Le premesse ci sono tutte per avviare un percorso virtuoso di rinascita. «E le promesse stanno a zero: adesso tutti vogliono i fatti – ha continuato Greco – questo evento è occasione per manifestare ancora una volta la volontà di essere parte identitaria della città: un confronto per ragionare su quale sia la il nostro ruolo e quali rapporti si possono sviluppare con le istituzioni, analizzando le rispettive competenze, con una particolare attenzione ai temi della ricerca e della cultura».
Con la firma della legge 1395 del 1923 la professione di architetto fu regolamentata, riconoscendone la pubblica utilità e il valore sociale. L’iniziale realtà ordinistica, che interpretava gli antichi principi dei movimenti corporativi artigiani, monastici e cavallereschi, è arrivata oggi a essere una struttura complessa, sia nel suo pubblico riconoscimento, sia di supporto e tutela della società.

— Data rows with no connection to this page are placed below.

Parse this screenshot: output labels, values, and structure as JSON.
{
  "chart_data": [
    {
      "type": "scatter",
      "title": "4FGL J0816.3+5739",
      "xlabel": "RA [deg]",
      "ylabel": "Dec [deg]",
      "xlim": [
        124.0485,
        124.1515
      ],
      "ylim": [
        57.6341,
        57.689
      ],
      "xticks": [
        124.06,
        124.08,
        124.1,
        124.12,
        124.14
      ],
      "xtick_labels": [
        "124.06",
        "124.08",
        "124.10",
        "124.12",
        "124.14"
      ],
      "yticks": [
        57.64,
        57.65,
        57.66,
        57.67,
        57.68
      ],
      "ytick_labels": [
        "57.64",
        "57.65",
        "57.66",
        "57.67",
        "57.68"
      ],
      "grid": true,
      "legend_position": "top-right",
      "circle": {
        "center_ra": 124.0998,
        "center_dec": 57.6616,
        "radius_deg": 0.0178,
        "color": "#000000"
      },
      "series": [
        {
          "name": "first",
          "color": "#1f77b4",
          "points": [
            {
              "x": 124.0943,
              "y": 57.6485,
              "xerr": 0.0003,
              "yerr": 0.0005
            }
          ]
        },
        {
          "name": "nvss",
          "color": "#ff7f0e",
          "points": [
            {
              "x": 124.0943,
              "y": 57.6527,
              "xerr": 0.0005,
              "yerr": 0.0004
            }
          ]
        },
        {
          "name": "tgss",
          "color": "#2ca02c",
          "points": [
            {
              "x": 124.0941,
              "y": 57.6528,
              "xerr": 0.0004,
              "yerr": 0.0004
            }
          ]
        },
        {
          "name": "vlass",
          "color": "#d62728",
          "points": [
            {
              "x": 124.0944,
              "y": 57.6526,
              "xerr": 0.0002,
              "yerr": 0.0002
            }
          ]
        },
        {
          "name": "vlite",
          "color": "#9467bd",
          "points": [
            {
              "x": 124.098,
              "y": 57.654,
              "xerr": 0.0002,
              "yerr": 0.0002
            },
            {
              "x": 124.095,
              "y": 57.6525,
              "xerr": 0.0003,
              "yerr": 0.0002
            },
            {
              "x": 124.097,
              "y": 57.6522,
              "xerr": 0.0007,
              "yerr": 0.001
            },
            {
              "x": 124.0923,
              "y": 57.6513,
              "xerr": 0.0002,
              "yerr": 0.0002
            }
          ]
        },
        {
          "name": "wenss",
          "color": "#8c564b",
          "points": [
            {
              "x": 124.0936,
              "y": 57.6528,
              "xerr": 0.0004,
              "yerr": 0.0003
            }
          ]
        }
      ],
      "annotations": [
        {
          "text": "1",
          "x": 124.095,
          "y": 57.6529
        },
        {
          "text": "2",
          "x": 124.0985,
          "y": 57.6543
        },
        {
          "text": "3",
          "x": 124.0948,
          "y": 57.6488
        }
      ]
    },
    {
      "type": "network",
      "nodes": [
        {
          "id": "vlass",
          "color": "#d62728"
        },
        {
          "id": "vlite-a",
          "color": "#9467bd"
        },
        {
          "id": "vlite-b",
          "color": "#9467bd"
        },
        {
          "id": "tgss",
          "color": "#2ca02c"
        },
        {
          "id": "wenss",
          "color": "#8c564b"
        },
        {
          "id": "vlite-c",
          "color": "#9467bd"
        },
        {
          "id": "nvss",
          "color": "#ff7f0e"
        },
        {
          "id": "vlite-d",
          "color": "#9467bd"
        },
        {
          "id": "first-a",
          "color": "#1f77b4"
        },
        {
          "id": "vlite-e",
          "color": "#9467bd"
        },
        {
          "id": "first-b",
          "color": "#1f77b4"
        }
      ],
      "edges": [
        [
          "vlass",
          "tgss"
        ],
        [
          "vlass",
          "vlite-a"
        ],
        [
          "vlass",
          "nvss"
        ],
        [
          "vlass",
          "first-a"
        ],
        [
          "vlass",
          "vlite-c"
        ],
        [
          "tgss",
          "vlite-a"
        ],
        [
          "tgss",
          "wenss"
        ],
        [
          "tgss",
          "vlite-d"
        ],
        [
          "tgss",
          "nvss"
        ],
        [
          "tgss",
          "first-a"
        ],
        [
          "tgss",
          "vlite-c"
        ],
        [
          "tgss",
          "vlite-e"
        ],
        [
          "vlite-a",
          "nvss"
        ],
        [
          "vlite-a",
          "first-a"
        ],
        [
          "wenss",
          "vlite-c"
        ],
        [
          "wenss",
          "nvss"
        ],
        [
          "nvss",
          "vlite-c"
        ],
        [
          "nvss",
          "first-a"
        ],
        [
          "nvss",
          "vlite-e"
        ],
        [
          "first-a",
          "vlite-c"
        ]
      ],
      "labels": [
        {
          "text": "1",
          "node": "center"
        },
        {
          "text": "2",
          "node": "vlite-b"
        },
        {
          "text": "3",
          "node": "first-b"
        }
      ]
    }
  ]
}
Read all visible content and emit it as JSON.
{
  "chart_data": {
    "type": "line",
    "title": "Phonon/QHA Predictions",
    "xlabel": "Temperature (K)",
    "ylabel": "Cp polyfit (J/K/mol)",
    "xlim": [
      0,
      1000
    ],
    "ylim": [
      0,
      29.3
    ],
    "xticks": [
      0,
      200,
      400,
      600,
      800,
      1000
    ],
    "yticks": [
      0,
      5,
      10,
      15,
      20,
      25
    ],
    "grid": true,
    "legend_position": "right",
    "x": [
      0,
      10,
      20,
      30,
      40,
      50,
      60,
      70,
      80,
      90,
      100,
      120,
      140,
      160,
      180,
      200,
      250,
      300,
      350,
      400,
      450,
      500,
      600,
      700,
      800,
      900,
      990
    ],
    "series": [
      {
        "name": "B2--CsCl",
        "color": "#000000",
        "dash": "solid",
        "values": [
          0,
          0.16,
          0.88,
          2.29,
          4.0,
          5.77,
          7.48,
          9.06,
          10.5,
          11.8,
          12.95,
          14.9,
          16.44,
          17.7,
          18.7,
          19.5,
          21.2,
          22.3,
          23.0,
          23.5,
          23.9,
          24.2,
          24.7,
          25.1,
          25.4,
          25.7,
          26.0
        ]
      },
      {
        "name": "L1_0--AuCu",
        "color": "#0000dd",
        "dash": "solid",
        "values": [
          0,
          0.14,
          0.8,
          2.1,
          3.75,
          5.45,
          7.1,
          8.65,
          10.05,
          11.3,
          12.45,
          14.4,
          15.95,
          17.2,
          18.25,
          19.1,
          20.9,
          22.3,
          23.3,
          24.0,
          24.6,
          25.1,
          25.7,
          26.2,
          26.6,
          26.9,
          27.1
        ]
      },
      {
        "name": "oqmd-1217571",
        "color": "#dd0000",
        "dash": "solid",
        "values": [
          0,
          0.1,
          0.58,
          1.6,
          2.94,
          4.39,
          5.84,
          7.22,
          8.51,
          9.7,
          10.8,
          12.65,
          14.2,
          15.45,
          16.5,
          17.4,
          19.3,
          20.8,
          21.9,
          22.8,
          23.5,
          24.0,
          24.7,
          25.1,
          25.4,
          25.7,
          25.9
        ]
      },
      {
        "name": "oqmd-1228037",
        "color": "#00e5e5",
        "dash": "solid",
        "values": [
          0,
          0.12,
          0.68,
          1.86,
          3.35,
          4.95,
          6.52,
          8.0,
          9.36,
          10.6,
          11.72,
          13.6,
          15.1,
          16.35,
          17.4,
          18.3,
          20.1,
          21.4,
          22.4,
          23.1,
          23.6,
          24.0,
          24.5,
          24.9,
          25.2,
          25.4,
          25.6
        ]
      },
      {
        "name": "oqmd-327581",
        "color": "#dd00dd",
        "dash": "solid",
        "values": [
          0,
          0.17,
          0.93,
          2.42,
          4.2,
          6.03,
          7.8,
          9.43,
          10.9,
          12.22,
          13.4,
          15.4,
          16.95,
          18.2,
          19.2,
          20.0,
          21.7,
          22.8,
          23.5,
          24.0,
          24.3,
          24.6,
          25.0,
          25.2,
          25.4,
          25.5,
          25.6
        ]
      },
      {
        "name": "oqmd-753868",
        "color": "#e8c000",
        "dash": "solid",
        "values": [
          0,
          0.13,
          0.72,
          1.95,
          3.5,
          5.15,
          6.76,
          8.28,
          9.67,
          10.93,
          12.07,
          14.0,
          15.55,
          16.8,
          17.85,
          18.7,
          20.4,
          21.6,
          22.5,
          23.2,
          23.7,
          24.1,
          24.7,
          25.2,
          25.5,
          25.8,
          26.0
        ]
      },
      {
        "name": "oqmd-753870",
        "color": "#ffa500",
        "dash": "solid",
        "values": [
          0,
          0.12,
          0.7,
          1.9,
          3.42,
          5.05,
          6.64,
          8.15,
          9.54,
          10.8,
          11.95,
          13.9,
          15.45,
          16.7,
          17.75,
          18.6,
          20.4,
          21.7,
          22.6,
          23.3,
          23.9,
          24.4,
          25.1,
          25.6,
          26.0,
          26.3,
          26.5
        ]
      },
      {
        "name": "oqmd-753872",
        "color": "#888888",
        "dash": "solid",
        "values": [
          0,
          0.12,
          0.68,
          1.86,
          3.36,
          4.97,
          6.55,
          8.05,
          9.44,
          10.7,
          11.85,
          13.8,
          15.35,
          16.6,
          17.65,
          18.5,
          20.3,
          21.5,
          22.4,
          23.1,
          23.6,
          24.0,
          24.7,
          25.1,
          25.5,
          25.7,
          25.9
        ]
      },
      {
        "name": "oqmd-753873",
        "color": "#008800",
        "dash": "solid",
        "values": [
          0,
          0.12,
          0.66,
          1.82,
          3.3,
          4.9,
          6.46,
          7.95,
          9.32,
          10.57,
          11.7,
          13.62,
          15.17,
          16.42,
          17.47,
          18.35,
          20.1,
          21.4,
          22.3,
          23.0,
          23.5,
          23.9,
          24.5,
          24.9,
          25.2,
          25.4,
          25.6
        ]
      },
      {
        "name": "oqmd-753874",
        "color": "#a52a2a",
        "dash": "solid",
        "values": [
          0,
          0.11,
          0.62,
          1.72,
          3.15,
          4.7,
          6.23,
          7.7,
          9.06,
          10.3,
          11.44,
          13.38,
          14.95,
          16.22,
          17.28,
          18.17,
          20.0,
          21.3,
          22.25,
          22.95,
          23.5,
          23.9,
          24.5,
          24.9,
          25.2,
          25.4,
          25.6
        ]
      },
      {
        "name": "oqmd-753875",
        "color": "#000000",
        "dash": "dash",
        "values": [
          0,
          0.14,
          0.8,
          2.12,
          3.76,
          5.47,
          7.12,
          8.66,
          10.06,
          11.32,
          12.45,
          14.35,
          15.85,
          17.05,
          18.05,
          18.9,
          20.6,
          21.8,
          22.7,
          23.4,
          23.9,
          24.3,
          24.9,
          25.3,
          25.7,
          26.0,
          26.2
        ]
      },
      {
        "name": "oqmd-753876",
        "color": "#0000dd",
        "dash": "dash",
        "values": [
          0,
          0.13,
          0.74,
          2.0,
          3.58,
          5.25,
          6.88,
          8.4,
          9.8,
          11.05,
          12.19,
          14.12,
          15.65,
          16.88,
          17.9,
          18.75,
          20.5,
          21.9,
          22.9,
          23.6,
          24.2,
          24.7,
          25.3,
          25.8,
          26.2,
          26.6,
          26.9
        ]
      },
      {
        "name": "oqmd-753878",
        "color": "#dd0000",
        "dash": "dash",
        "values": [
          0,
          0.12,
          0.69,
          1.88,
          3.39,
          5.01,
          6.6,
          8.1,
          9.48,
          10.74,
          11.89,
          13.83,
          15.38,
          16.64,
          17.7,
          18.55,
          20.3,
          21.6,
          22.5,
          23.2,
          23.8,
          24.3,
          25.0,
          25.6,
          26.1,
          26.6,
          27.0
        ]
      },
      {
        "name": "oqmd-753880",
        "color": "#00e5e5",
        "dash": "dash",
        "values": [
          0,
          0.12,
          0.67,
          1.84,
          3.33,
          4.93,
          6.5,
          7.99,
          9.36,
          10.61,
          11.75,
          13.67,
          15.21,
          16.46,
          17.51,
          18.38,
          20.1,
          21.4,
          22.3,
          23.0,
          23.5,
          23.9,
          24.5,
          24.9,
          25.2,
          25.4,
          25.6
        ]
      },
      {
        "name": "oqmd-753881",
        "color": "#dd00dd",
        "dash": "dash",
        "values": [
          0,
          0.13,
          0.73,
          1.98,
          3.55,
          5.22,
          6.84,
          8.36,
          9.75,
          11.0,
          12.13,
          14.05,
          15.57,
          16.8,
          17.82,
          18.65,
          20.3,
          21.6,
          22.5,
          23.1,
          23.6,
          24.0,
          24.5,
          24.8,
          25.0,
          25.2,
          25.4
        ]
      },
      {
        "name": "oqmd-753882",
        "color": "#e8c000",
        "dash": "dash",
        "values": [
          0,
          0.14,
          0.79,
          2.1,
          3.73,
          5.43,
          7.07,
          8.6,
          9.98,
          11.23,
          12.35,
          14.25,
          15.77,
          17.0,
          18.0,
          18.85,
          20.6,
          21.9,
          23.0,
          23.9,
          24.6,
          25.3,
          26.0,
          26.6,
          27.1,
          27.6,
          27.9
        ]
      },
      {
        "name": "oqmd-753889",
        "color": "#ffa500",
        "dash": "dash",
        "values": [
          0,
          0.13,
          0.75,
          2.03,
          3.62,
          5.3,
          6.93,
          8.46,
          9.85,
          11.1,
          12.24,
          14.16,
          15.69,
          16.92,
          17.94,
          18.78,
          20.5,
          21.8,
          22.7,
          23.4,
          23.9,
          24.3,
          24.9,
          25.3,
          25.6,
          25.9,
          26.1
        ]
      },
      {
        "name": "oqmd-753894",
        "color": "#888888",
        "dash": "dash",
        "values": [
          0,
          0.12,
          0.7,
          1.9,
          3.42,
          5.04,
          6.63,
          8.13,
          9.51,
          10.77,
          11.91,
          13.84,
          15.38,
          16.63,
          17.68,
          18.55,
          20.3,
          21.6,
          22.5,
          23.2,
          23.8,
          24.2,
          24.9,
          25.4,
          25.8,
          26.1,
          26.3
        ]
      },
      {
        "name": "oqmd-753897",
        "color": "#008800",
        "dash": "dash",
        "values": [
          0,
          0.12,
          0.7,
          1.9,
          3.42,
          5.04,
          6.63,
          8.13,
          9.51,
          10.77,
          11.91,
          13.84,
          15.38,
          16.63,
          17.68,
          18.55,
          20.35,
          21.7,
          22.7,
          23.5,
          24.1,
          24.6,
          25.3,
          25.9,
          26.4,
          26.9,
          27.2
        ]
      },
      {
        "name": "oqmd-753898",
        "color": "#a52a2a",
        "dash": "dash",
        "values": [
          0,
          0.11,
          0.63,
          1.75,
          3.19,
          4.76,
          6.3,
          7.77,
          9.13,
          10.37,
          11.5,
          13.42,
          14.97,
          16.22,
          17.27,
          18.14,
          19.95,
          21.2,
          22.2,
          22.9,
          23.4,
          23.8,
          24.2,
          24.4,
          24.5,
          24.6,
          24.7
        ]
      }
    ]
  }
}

«Un’evoluzione – ha commentato la presidente della Fondazione Architetti Eleonora Bonanno – che deve interpretare i veloci cambiamenti del contesto di riferimento. Un percorso articolato, che deve farci misurare costantemente con le criticità, con i vuoti da colmare. È per questo che abbiamo scelto come tema fondante quello delle “periferie”, quello delle città invisibili, “fatte delle relazioni tra la misura del loro spazio e gli avvenimenti del loro passato; città che assumono la forma dai deserti a cui si oppongono; assumono i margini come dato esistenziale più che come limite, e giocano a produrne e riprodurne”, per riprendere le parole di Italo Calvino. Un tema che ci sta a cuore, su cui ruotiamo con molteplici iniziative. In questo momento Librino è alla Biennale di Venezia con ”La Casa Tappeto” – grazie al progetto del collettivo Fosbury Architecture – l’obiettivo è ampliare i confini di queste zone che spesso implodono nella loro ridondanza».
Dalla testimonianza di Sabina Zappalà, introdotta dal segretario Giuseppe Messina – che ha percorso in lungo e in largo Librino, dalle sue origini a oggi – all’intervento di Rossella D’Angelo sui concorsi di progettazione delle periferie, a una vera e propria “Agorà” – moderata dal giornalista Leandro Perrotta – che ha messo al centro quei quartieri che danno forma ai desideri, sospesi sull’orlo di un precipizio, che vanno vissuti, attraversati, scoperti attraverso occhi, nomi, cuori di chi li abita e li vive. Un momento di confronto a cui hanno partecipato anche il direttore Urbanistica di Catania Biagio Bisignani, la presidente di Inarch Sicilia Mariagrazia Leonardi, il prof. del Dicar Maurizio Spina, il presidente dei Geometri Agatino Spoto.
L’evento si è concluso con il concerto di Mario Venuti, offerto alla città nel segno della condivisione.